Performing arts classes are not just for girls and we spoke to some of the boys who attend Star Steppers to see what they think about it…

‘I like Star Steppers because I get to see my friends and dance.’ – Jake
‘Thank you for running Star Steppers I love the cool dance routines that you teach us.’ – Henry
‘Star Steppers is fun, star steppers is great. Come and join in we’re having so much fun. I like drama you might too.’ – Ethan
‘I like it because you get to show your family what we have done. My favourite thing is dance.’ Ben
‘I like Star Steppers because it’s active.’ – Joel
‘It is enjoyable for everyone.’ – Oliver
‘I like star steppers because I love singing, dancing and acting and its very fun.’ – Harry
‘I go to star steppers because it is cool and we do shows.’ – Billy
‘Star Steppers is because we do lots of fun activities.’ – Daniel
‘I love star steppers, it is the best club in the world.’ – James
‘I joined star steppers because I wanted to be a good dancer, a good actor and a brilliant singer. I got to do all those things because star steppers helped me do all of them. Come and join it’s the best club you will ever join!’ – Joseph

These were just some of the comments we collected from the 31 boys aged 4- 12 years who took part in our bi-annual Star Steppers show. Each and every one of them took to the stage, performing song and dance numbers and came off the stage beaming and buzzing with the joy and success of their performance. They loved it and it was such a pleasure for Hannah and I to witness.

Hannah and I have the amazing opportunity of teaching boys in all of our Star Stepper schools 6 days a week. Their energy, creativity, physical ability bring an exciting dynamic to the class and every single one of them are keen and eager to learn new dance skills, to sing and to act. Our team of teachers work hard to ensure Star Stepper classes meet the demands of the mixed gender learner groups and we can confidently say that the boys and girls thrive from learning from each other, form confident friendships and we believe they gain a higher learning and social experience.

Sometimes dance isn’t even considered for boys and is seen as a hobby for girls. However dance requires stamina, strength, agility, coordination, flexibility, agility, discipline and focus, the same skills required to perform well on the football pitch and there are many famous footballers who use ballet and dance to support their training and attribute ballet to their success on the pitch.

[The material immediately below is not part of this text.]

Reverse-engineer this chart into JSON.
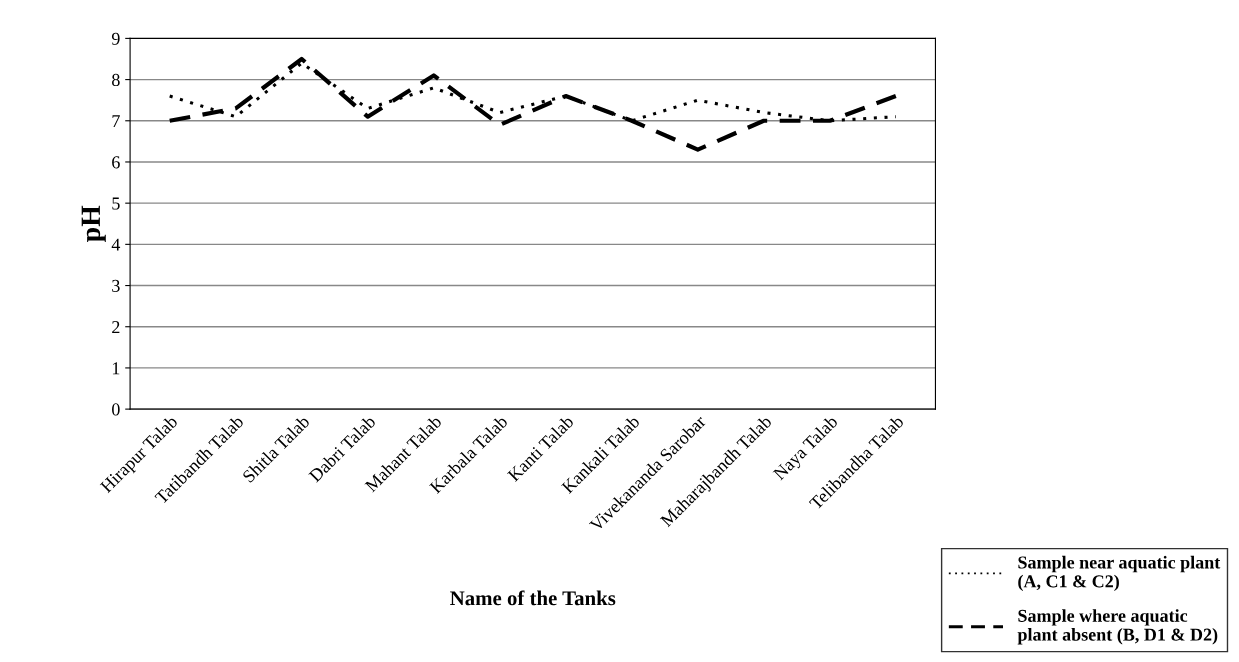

Rio Ferdinand started out at ballet school! Each week the boys at Star Steppers develop these skills through learning technical dance skills, dance routines and choreographing their own dances. The boys at Star Steppers love to be creative and we encourage this, as it gives opportunity for them to develop their artistic skills and gain confidence in self-expression and communication.

The boys that attend Star Steppers have done so for a long time and are truly committed and I believe this is because our philosophy at Star Steppers is to engage, nurture, inspire, develop and ensure equality.

One of my favourite quotes is by Ashley Page, the male Artistic Director of Scottish Ballet ‘Dance is capable of transcending perceived barriers and enriches the lives of so many others.’ And I do believe Star Steppers has given a positive dance experience to the boys who attend our classes and I am sure they will go on to share their love of dance and performance with others and will spread the word that ‘boys can dance too.’